Conversely, some research requires experiments in natural conditions, where control over the environment is more limited but the results can be more relevant. This is the case with the studies carried out by the Flowers AI & CogSci project team, which is exploring learning by studying the cognitive development of children. "By testing our models in situations that children encounter on a daily basis, such as visiting schools, we are able to gain a better understanding of natural learning mechanisms and draw lessons for the development of artificial intelligence systems inspired by living organisms, which in turn could be useful for developing educational technologies," explains Pierre-Yves Oudeyer, head of the team.

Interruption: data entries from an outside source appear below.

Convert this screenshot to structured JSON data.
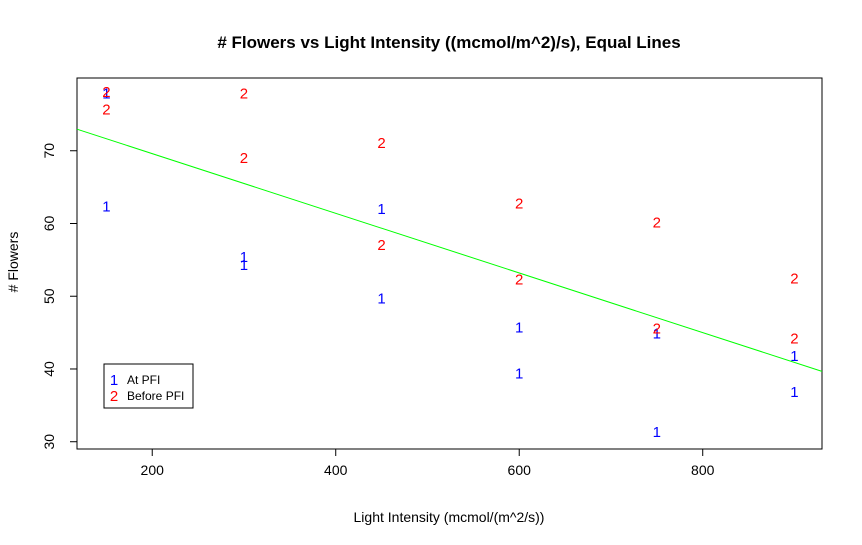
{
  "chart_data": {
    "type": "scatter",
    "title": "# Flowers vs Light Intensity ((mcmol/m^2)/s), Equal Lines",
    "xlabel": "Light Intensity (mcmol/(m^2/s))",
    "ylabel": "# Flowers",
    "xlim": [
      118,
      930
    ],
    "ylim": [
      29,
      80
    ],
    "x_ticks": [
      200,
      400,
      600,
      800
    ],
    "y_ticks": [
      30,
      40,
      50,
      60,
      70
    ],
    "x_tick_labels": [
      "200",
      "400",
      "600",
      "800"
    ],
    "y_tick_labels": [
      "30",
      "40",
      "50",
      "60",
      "70"
    ],
    "grid": false,
    "legend_position": "bottom-left",
    "colors": {
      "series1": "#0000ff",
      "series2": "#ff0000",
      "line": "#00ff00"
    },
    "series": [
      {
        "name": "At PFI",
        "symbol": "1",
        "color": "#0000ff",
        "x": [
          150,
          150,
          300,
          300,
          450,
          450,
          600,
          600,
          750,
          750,
          900,
          900
        ],
        "y": [
          77.8,
          62.3,
          55.3,
          54.2,
          61.9,
          49.6,
          45.6,
          39.3,
          44.8,
          31.3,
          41.7,
          36.8
        ]
      },
      {
        "name": "Before PFI",
        "symbol": "2",
        "color": "#ff0000",
        "x": [
          150,
          150,
          300,
          300,
          450,
          450,
          600,
          600,
          750,
          750,
          900,
          900
        ],
        "y": [
          78.0,
          75.6,
          77.8,
          68.9,
          71.0,
          57.0,
          62.7,
          52.2,
          60.1,
          45.5,
          52.4,
          44.1
        ]
      }
    ],
    "fit_line": {
      "intercept": 77.8,
      "slope": -0.041
    }
  }
}
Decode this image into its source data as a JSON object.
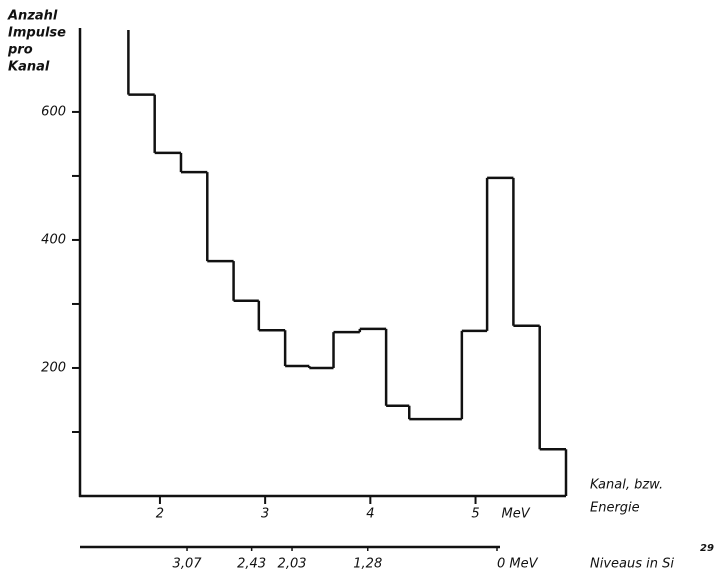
{
  "chart_data": {
    "type": "histogram",
    "y_label_lines": [
      "Anzahl",
      "Impulse",
      "pro",
      "Kanal"
    ],
    "x_label_lines": [
      "Kanal, bzw.",
      "Energie"
    ],
    "x_unit": "MeV",
    "bins": [
      1.7,
      1.95,
      2.2,
      2.45,
      2.7,
      2.94,
      3.19,
      3.42,
      3.65,
      3.9,
      4.15,
      4.37,
      4.87,
      5.11,
      5.36,
      5.61,
      5.86
    ],
    "counts": [
      627,
      536,
      506,
      367,
      305,
      259,
      203,
      200,
      256,
      261,
      141,
      120,
      258,
      497,
      266,
      73
    ],
    "color": "#111111",
    "xlim": [
      1.24,
      5.86
    ],
    "xticks": [
      2,
      3,
      4,
      5
    ],
    "ylim": [
      0,
      728
    ],
    "yticks": [
      200,
      400,
      600
    ],
    "minor_yticks": [
      100,
      300,
      500
    ],
    "x2_label": "Niveaus in Si",
    "x2_label_superscript": "29",
    "x2lim": [
      4.13,
      0
    ],
    "x2ticks": [
      {
        "value": 3.07,
        "label": "3,07"
      },
      {
        "value": 2.43,
        "label": "2,43"
      },
      {
        "value": 2.03,
        "label": "2,03"
      },
      {
        "value": 1.28,
        "label": "1,28"
      },
      {
        "value": 0,
        "label": "0 MeV"
      }
    ]
  }
}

Finally, digital experimentation is another type of approach, specific to the digital sciences. In some cases, the field of study is itself a computer environment. The PlaFRIM platform provides an experimental space for testing high-performance computing algorithms and refining simulation models. Similarly, the Canari project team is developing algorithms in cryptography and number theory. In this field, experimentation consists of optimising these tools to guarantee both performance and security. These experiments, although carried out in virtual environments, are essential for validating methods used on a large scale in fields as varied as cybersecurity, physical modelling and artificial intelligence.

Scientific reproducibility: a fundamental but complex principle

Reproducibility is one of the fundamental pillars of the scientific approach: an experiment must be repeatable under similar conditions and lead to the same results in order to be considered valid. However, this principle comes up against a number of difficulties depending on the discipline. The diversity of study areas, the complexity of the phenomena observed, technical constraints and the biases of experimental cohorts sometimes make reproducibility difficult to achieve in practice. This is particularly the case with the Bivwac and Potioc project teams, which are carrying out human-machine interaction experiments on human cohorts. These cohorts can be biased in their composition: age, education or the environment in which the subjects live, all of which influence their behaviour and abilities.

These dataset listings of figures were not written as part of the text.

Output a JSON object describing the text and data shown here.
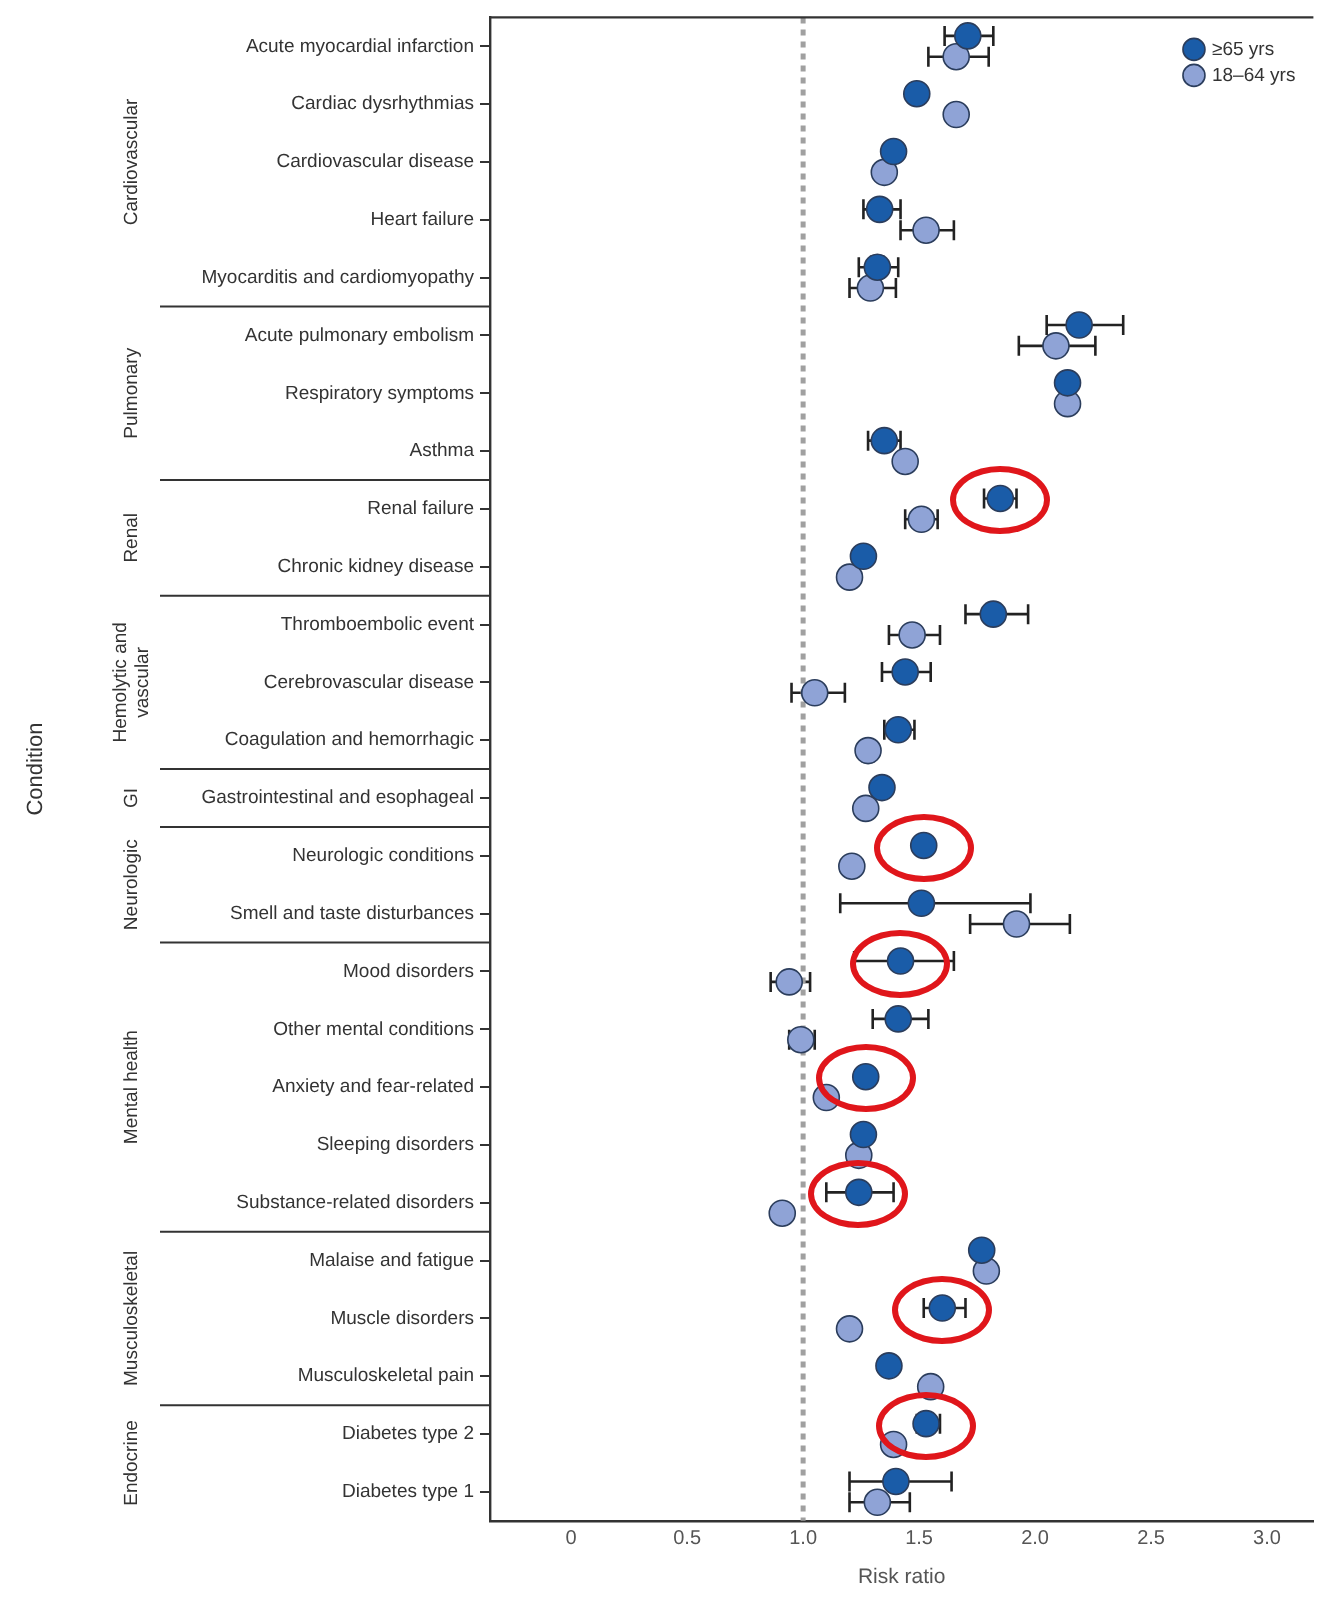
{
  "chart_data": {
    "type": "scatter",
    "orientation": "horizontal",
    "xlabel": "Risk ratio",
    "categories": [
      "Acute myocardial infarction",
      "Cardiac dysrhythmias",
      "Cardiovascular disease",
      "Heart failure",
      "Myocarditis and cardiomyopathy",
      "Acute pulmonary embolism",
      "Respiratory symptoms",
      "Asthma",
      "Renal failure",
      "Chronic kidney disease",
      "Thromboembolic event",
      "Cerebrovascular disease",
      "Coagulation and hemorrhagic",
      "Gastrointestinal and esophageal",
      "Neurologic conditions",
      "Smell and taste disturbances",
      "Mood disorders",
      "Other mental conditions",
      "Anxiety and fear-related",
      "Sleeping disorders",
      "Substance-related disorders",
      "Malaise and fatigue",
      "Muscle disorders",
      "Musculoskeletal pain",
      "Diabetes type 2",
      "Diabetes type 1"
    ],
    "series": [
      {
        "name": "≥65 yrs",
        "color": "#1a5ca8",
        "values": [
          1.71,
          1.49,
          1.39,
          1.33,
          1.32,
          2.19,
          2.14,
          1.35,
          1.85,
          1.26,
          1.82,
          1.44,
          1.41,
          1.34,
          1.52,
          1.51,
          1.42,
          1.41,
          1.27,
          1.26,
          1.24,
          1.77,
          1.6,
          1.37,
          1.53,
          1.4
        ],
        "errors": [
          [
            1.61,
            1.82
          ],
          null,
          null,
          [
            1.26,
            1.42
          ],
          [
            1.24,
            1.41
          ],
          [
            2.05,
            2.38
          ],
          null,
          [
            1.28,
            1.42
          ],
          [
            1.78,
            1.92
          ],
          null,
          [
            1.7,
            1.97
          ],
          [
            1.34,
            1.55
          ],
          [
            1.35,
            1.48
          ],
          null,
          null,
          [
            1.16,
            1.98
          ],
          [
            1.22,
            1.65
          ],
          [
            1.3,
            1.54
          ],
          null,
          null,
          [
            1.1,
            1.39
          ],
          null,
          [
            1.52,
            1.7
          ],
          null,
          [
            1.49,
            1.59
          ],
          [
            1.2,
            1.64
          ]
        ]
      },
      {
        "name": "18–64 yrs",
        "color": "#8fa3d6",
        "values": [
          1.66,
          1.66,
          1.35,
          1.53,
          1.29,
          2.09,
          2.14,
          1.44,
          1.51,
          1.2,
          1.47,
          1.05,
          1.28,
          1.27,
          1.21,
          1.92,
          0.94,
          0.99,
          1.1,
          1.24,
          0.91,
          1.79,
          1.2,
          1.55,
          1.39,
          1.32
        ],
        "errors": [
          [
            1.54,
            1.8
          ],
          null,
          null,
          [
            1.42,
            1.65
          ],
          [
            1.2,
            1.4
          ],
          [
            1.93,
            2.26
          ],
          null,
          null,
          [
            1.44,
            1.58
          ],
          null,
          [
            1.37,
            1.59
          ],
          [
            0.95,
            1.18
          ],
          null,
          null,
          null,
          [
            1.72,
            2.15
          ],
          [
            0.86,
            1.03
          ],
          [
            0.94,
            1.05
          ],
          null,
          null,
          null,
          null,
          null,
          null,
          null,
          [
            1.2,
            1.46
          ]
        ]
      }
    ],
    "xlim": [
      -0.35,
      3.2
    ],
    "xticks": [
      0,
      0.5,
      {
        "value": 1,
        "label": "1.0"
      },
      1.5,
      {
        "value": 2,
        "label": "2.0"
      },
      2.5,
      {
        "value": 3,
        "label": "3.0"
      }
    ],
    "ref_lines": [
      {
        "axis": "x",
        "value": 1,
        "color": "#a0a0a0",
        "line_style": "dotted"
      }
    ],
    "annotations": [
      "Cardiovascular",
      "Pulmonary",
      "Renal",
      "Hemolytic and vascular",
      "GI",
      "Neurologic",
      "Mental health",
      "Musculoskeletal",
      "Endocrine",
      "Condition"
    ],
    "legend": "top right",
    "marker": "circle",
    "grid": false
  }
}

Faced with these challenges, the teams at the Inria Centre at the University of Bordeaux are paying particular attention to implementing rigorous practices that guarantee the reproducibility of experiments. 

 

Expérience de BCI
© Inria / Photo B. Fourrier

Open science and ethics: unavoidable challenges

Faced with these challenges, the research teams at the Inria Centre at the University of Bordeaux are putting in place rigorous practices to encourage open science and the reproducibility of experiments. But scientific experimentation is not limited to setting up protocols and analysing results: it also raises ethical and transparency issues (governed by the Coerle at Inria) that directly influence the way in which research is conducted and disseminated.

In a world where fake news and scientific misinformation are spreading rapidly, the experimental approach plays a vital role in the sciences as a means of comparing reality and theory. Thanks to its infrastructures, its varied experimental facilities and its wide range of technical and scientific skills, the Inria Centre at the University of Bordeaux is a key player in this scientific process, in a number of application areas. This expertise, combining modelling, simulation and experimentation, encourages an interdisciplinary approach and multiple collaborations in the Nouvelle-Aquitaine region, as well as nationally and internationally, guaranteeing the exchange of knowledge and the creation of new insights.